Из березняка выскочило несколько всадников. Куманин выстрелил и краем глаза заметил, что один из всадников упал с лошади.
— Давай жми! — крикнул Куманин и, сунув наган за пояс, стал подбрасывать уголь. Машинист прибавил пару, и поезд пошел быстрее. Выглянув в окошко, он увидел трех всадников, догонявших поезд. Он взял стоявшую в углу винтовку и выстрелил.
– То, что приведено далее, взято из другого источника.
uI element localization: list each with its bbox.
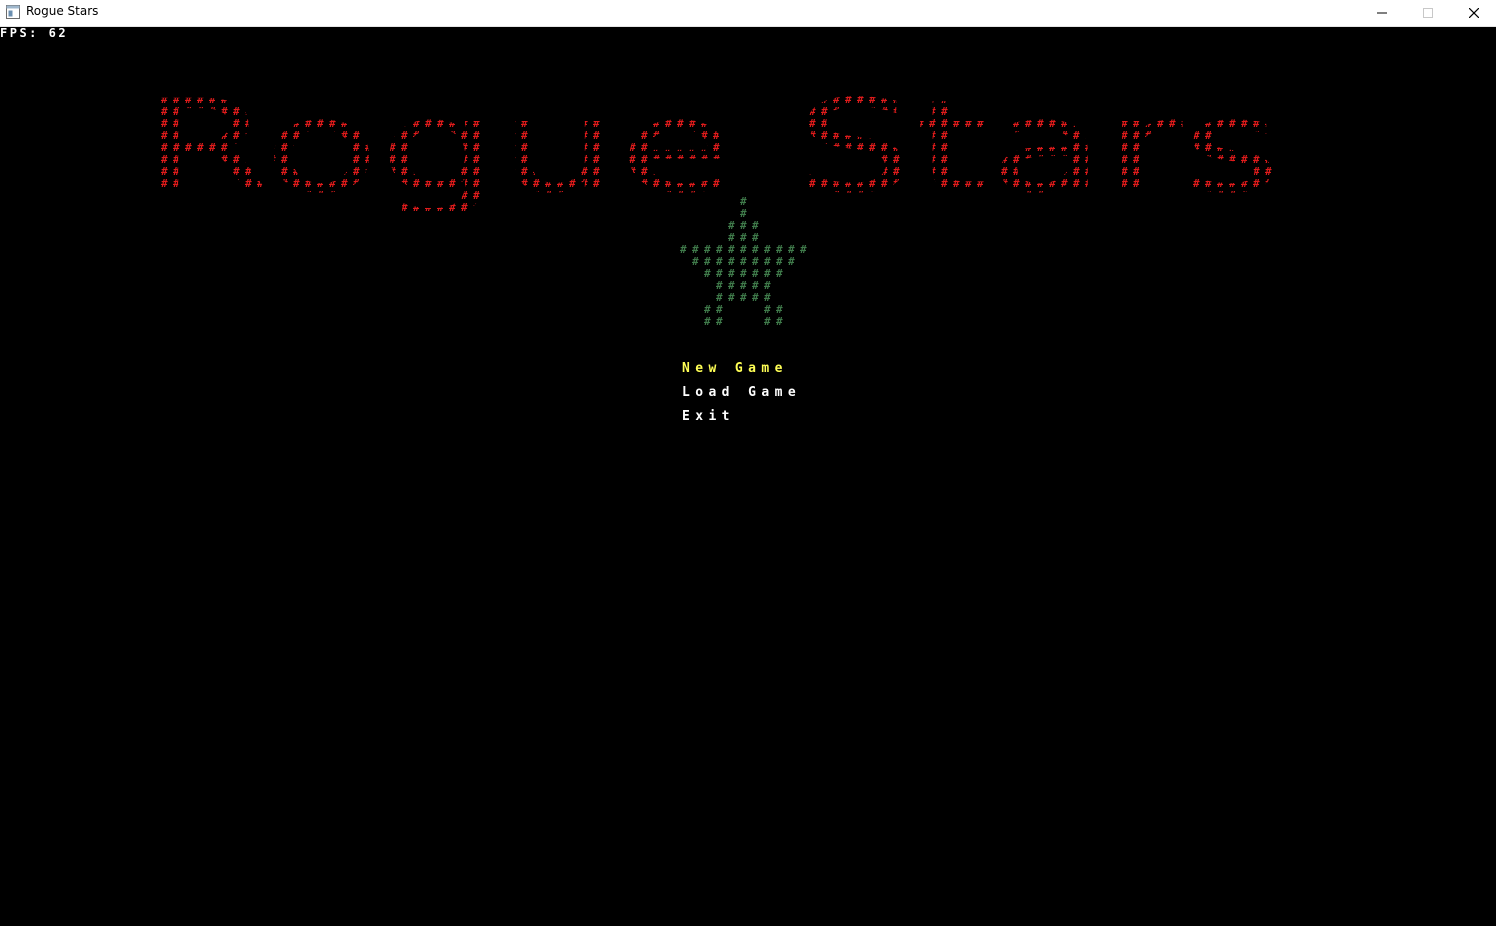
close-icon [1469, 8, 1479, 18]
menu-load-game[interactable]: Load Game [682, 386, 801, 400]
close-button[interactable] [1451, 0, 1496, 26]
star-logo: ### # ## # ## # # # # # # # # # ## # # # # # # # ## # # # # # ## # # # #… [680, 195, 807, 328]
title-banner: # Rogue Stars [141, 81, 1281, 211]
star-glyph: # [740, 291, 747, 304]
star-glyph: # [752, 291, 759, 304]
star-glyph: # [680, 243, 687, 256]
window-title: Rogue Stars [26, 4, 99, 18]
star-glyph: # [776, 315, 783, 328]
minimize-button[interactable] [1359, 0, 1405, 26]
star-glyph: # [776, 267, 783, 280]
window-titlebar: Rogue Stars [0, 0, 1496, 27]
menu-new-game[interactable]: New Game [682, 362, 788, 376]
app-icon [6, 5, 20, 19]
menu-exit[interactable]: Exit [682, 410, 735, 424]
maximize-icon [1423, 8, 1433, 18]
star-glyph: # [716, 315, 723, 328]
fps-counter: FPS: 62 [0, 26, 69, 40]
star-glyph: # [704, 315, 711, 328]
game-canvas[interactable]: FPS: 62 # Rogue Stars ##################… [0, 27, 1496, 926]
star-glyph: # [692, 255, 699, 268]
minimize-icon [1377, 12, 1387, 14]
game-title-ascii: Rogue Stars [141, 81, 1281, 211]
star-glyph: # [764, 315, 771, 328]
star-glyph: # [788, 255, 795, 268]
star-glyph: # [728, 291, 735, 304]
star-glyph: # [704, 267, 711, 280]
star-glyph: # [800, 243, 807, 256]
maximize-button[interactable] [1405, 0, 1451, 26]
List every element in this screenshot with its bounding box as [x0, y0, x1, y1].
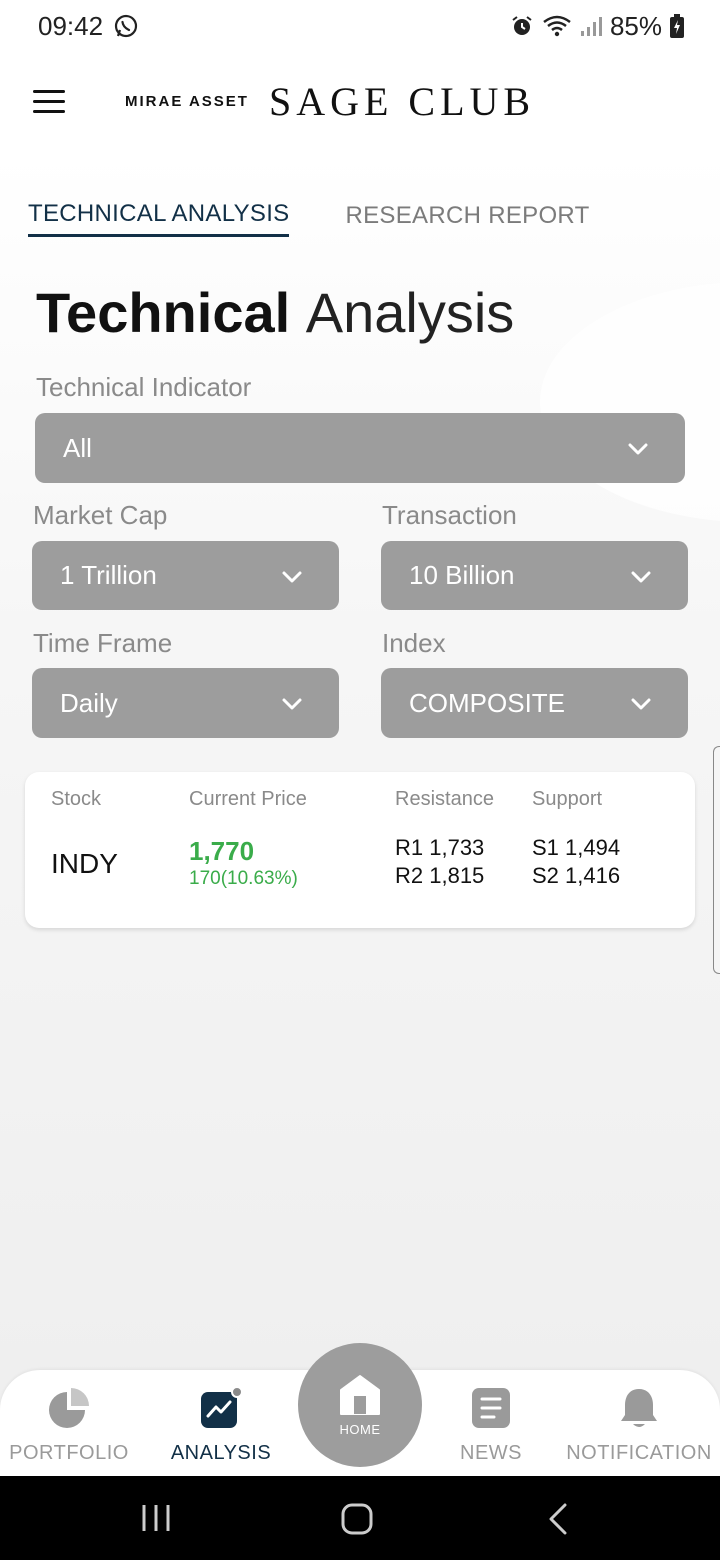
tab-research-report[interactable]: RESEARCH REPORT [345, 202, 589, 237]
tab-technical-analysis[interactable]: TECHNICAL ANALYSIS [28, 200, 290, 237]
price-change: 170(10.63%) [189, 868, 298, 889]
transaction-label: Transaction [382, 500, 517, 530]
recent-apps-icon[interactable] [140, 1502, 172, 1534]
chevron-down-icon [631, 698, 651, 710]
market-cap-label: Market Cap [33, 500, 168, 530]
time-frame-label: Time Frame [33, 628, 173, 658]
status-right: 85% [510, 11, 684, 42]
home-system-icon[interactable] [340, 1502, 374, 1536]
market-cap-select[interactable]: 1 Trillion [32, 541, 339, 610]
header-support: Support [532, 788, 603, 810]
home-button[interactable]: HOME [298, 1343, 422, 1467]
analysis-chart-icon [201, 1386, 243, 1428]
current-price: 1,770 [189, 836, 255, 866]
nav-analysis[interactable]: ANALYSIS [171, 1386, 271, 1465]
page-title-bold: Technical [36, 281, 291, 344]
news-icon [472, 1388, 510, 1428]
stock-ticker: INDY [51, 848, 118, 879]
signal-icon [580, 17, 602, 36]
battery-charging-icon [670, 14, 684, 38]
tab-bar: TECHNICAL ANALYSIS RESEARCH REPORT [28, 200, 590, 237]
brand-logo: MIRAE ASSET SAGE CLUB [125, 78, 535, 125]
index-value: COMPOSITE [409, 687, 566, 718]
nav-news-label: NEWS [460, 1442, 522, 1464]
pie-chart-icon [49, 1388, 89, 1428]
header-current-price: Current Price [189, 788, 307, 810]
nav-notification-label: NOTIFICATION [566, 1442, 712, 1464]
page-title-light: Analysis [305, 281, 515, 344]
system-nav-bar [0, 1476, 720, 1560]
nav-portfolio-label: PORTFOLIO [9, 1442, 129, 1464]
home-icon [340, 1374, 380, 1415]
status-bar: 09:42 85% [0, 0, 720, 52]
header-resistance: Resistance [395, 788, 494, 810]
status-time: 09:42 [38, 10, 104, 41]
technical-indicator-select[interactable]: All [35, 413, 685, 483]
app-header: MIRAE ASSET SAGE CLUB [0, 52, 720, 152]
status-left: 09:42 [38, 11, 139, 42]
menu-icon[interactable] [33, 90, 65, 114]
chevron-down-icon [628, 443, 648, 455]
nav-notification[interactable]: NOTIFICATION [566, 1386, 711, 1465]
bell-icon [621, 1389, 657, 1427]
technical-indicator-label: Technical Indicator [36, 372, 252, 402]
chevron-down-icon [282, 571, 302, 582]
index-select[interactable]: COMPOSITE [381, 668, 688, 738]
technical-indicator-value: All [63, 432, 92, 463]
transaction-select[interactable]: 10 Billion [381, 541, 688, 610]
nav-analysis-label: ANALYSIS [170, 1442, 272, 1464]
index-label: Index [382, 628, 446, 658]
support-2: S2 1,416 [532, 863, 621, 888]
header-stock: Stock [51, 788, 102, 810]
battery-percent: 85% [609, 10, 662, 41]
page-title: Technical Analysis [36, 280, 514, 345]
transaction-value: 10 Billion [409, 560, 515, 590]
time-frame-value: Daily [60, 687, 118, 718]
home-label: HOME [339, 1421, 381, 1437]
market-cap-value: 1 Trillion [60, 560, 157, 590]
alarm-icon [512, 16, 532, 35]
wifi-icon [543, 15, 571, 37]
resistance-1: R1 1,733 [395, 835, 485, 860]
time-frame-select[interactable]: Daily [32, 668, 339, 738]
side-drawer-handle[interactable] [713, 746, 720, 974]
resistance-2: R2 1,815 [395, 863, 485, 888]
decorative-circle [540, 282, 720, 522]
brand-title: SAGE CLUB [268, 79, 536, 124]
support-1: S1 1,494 [532, 835, 621, 860]
nav-portfolio[interactable]: PORTFOLIO [9, 1386, 128, 1465]
chevron-down-icon [631, 571, 651, 582]
nav-news[interactable]: NEWS [460, 1386, 522, 1465]
brand-small-text: MIRAE ASSET [125, 93, 249, 110]
back-icon[interactable] [545, 1502, 571, 1536]
chevron-down-icon [282, 698, 302, 710]
stock-result-card[interactable]: Stock Current Price Resistance Support I… [25, 772, 695, 928]
whatsapp-icon [114, 14, 138, 38]
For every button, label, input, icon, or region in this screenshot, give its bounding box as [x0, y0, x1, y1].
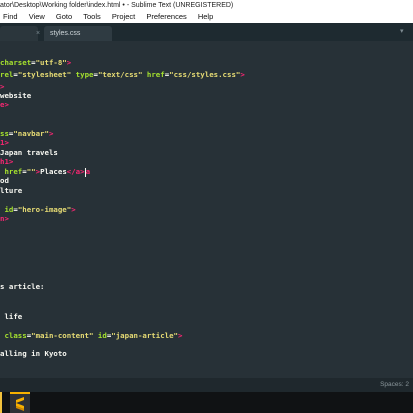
taskbar	[0, 392, 413, 413]
code-editor[interactable]: charset="utf-8"> rel="stylesheet" type="…	[0, 41, 413, 378]
tab-bar: × styles.css ▾	[0, 23, 413, 41]
menu-preferences[interactable]: Preferences	[146, 11, 186, 23]
status-bar: Spaces: 2	[0, 378, 413, 392]
menu-view[interactable]: View	[29, 11, 45, 23]
window-title: ator\Desktop\Working folder\index.html •…	[0, 2, 234, 9]
code-line: href="">Places</a>a	[4, 167, 91, 177]
menu-help[interactable]: Help	[198, 11, 213, 23]
code-line: e>	[0, 100, 9, 109]
sublime-logo-icon	[16, 397, 24, 411]
menu-goto[interactable]: Goto	[56, 11, 72, 23]
code-line: s article:	[0, 282, 45, 291]
menu-bar: Find View Goto Tools Project Preferences…	[0, 11, 413, 23]
menu-project[interactable]: Project	[112, 11, 135, 23]
code-line: class="main-content" id="japan-article">	[4, 331, 183, 340]
menu-find[interactable]: Find	[3, 11, 18, 23]
code-line: lture	[0, 186, 23, 195]
code-line: n>	[0, 214, 9, 223]
code-line: rel="stylesheet" type="text/css" href="c…	[0, 70, 245, 79]
indentation-setting[interactable]: Spaces: 2	[380, 378, 409, 392]
tab-index-html[interactable]: ×	[0, 26, 40, 41]
code-line: life	[0, 312, 23, 321]
window-titlebar: ator\Desktop\Working folder\index.html •…	[0, 0, 413, 11]
menu-tools[interactable]: Tools	[83, 11, 101, 23]
code-line: alling in Kyoto	[0, 349, 67, 358]
close-icon[interactable]: ×	[36, 26, 40, 41]
tab-styles-label: styles.css	[50, 30, 81, 37]
taskbar-partial-icon[interactable]	[0, 392, 2, 413]
chevron-down-icon[interactable]: ▾	[400, 27, 408, 35]
code-line: id="hero-image">	[4, 205, 76, 214]
sublime-text-icon[interactable]	[10, 392, 30, 413]
code-line: charset="utf-8">	[0, 58, 72, 67]
tab-styles-css[interactable]: styles.css	[44, 26, 112, 41]
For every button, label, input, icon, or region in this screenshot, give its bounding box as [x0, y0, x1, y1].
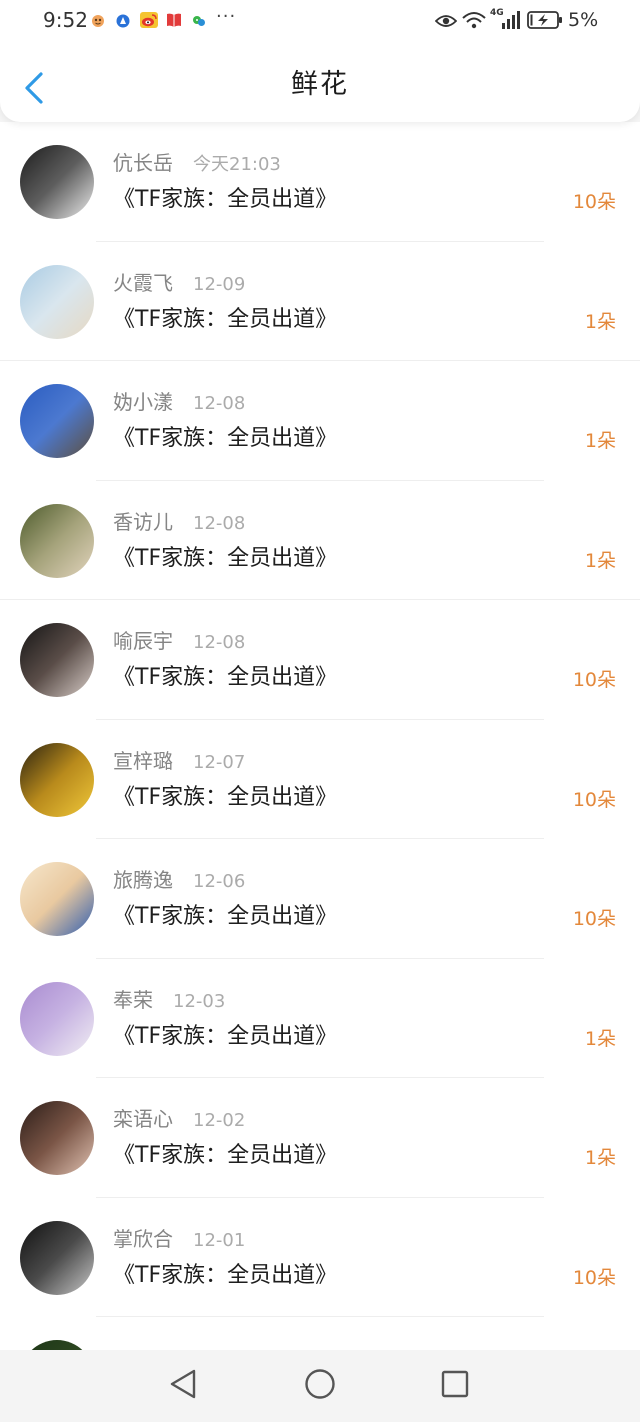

Один из всадников покатился под откос. Двое других прямо с коней на ходу вскочили на последнюю платформу. Он выстрелил еще раз — один из них упал. Оставшийся в живых выстрелил на бегу, машинист выронил ружье и рухнул на пол.
Губенко бежал, перепрыгивая с платформы на платформу, и наконец вскочил на паровоз. Перебравшись через тендер, он пробирался к будке. Куманин притаился у окна. Увидев краем глаза руку Губенко, он выстрелил.
Губенко отдернул руку и прижался к стенке. Куманин снова выглянул, и оба выстрелили сразу. Куманин схватился за плечо, перекинул наган в левую руку, выпустил последние пули и опустился на пол. В окне показалось лицо Губенко. Он заглянул в окно, увидел упавшего Куманина, спрыгнул на землю и побежал.
Паровоз, все так же попыхивая, продолжал идти
Борис Рогов в белом халате показал Куманину пулю, извлеченную из его плеча.
— А говорят, война кончилась, — сказал он и бросил пулю в стеклянную банку. — Семнадцатый, — сказал он, встряхнув банку с пулями. — Это всего за месяц — с моего приезда.
В углу, насупившись, сидел мрачный Федякин.
— Каждый раз думаешь — ну покончили с бандитами. Глядь, опять стреляют. А кто? С бандой Ганшина еще в прошлом году покончили. Лисовского расстреляли. О Сером давно не слышно. А что ни месяц — стрельба. Далась им эта дорога.
— Я попросил бы вас заглянуть к раненому попозже. Сейчас ему не до разговоров. — И, обернувшись к Куманину, Рогов сказал: — Ваше счастье — кость не задета.
Федякин поднялся и вышел.
— Надежда Ивановна, — обратился Рогов к фельдшерице, — сделайте раненому перевязку.
Больные дожидались приема в узком коридорчике, украшенном плакатами, призывающими к соблюдению правил гигиены. На огромной черной мухе стоял красный крест, а ниже крупными буквами призывалось: «Уничтожайте мух — источник заразы». На другом плакате сообщалось, что «туберкулез — наследие капитализма». Несколько баб в белых платочках с испуганными лицами сидели на табуретках возле дверей с табличкой «Доктор Б. Н. Рогов».
Из дверей вышел Федякин. Он прошел через коридор к выходу и едва не столкнулся с Харитоном. Харитон опасливо прижался к степе, пропуская Федякина, обернулся на захлопнувшуюся за ним дверь и, тяжело ступая огромными, заляпанными грязью сапожищами по беленькой полотняной дорожке, прошел через коридор и ткнулся в дверь приемной.
— Чего тебе? — высунулась из дверей пожилая фельдшерица.
— Дохтура мне! Срочно.
Из дверей выглянул Борис Рогов в белом халате.
— Ты дохтур?
— Я.
— А старый где?
— Старый уехал, — с едва заметной ревностью ответил Рогов. — Что у вас?
— Брательник ногу на охоте прострелил. Горит весь.
— Где он?
— Да верст двадцать отселе. В Поспихине…
Рогов поправил очки, задумчиво посмотрел на посетителя.
— У меня прием… Право, не знаю, как быть.
— Поезжайте, Борис Николаевич, я с этими, — фельдшерица презрительно кивнула на баб, — сама справлюсь.
За окном во дворе пожарной команды трое пожарников играли все ту же навязчивую мелодию песенки про девчоночку Надю.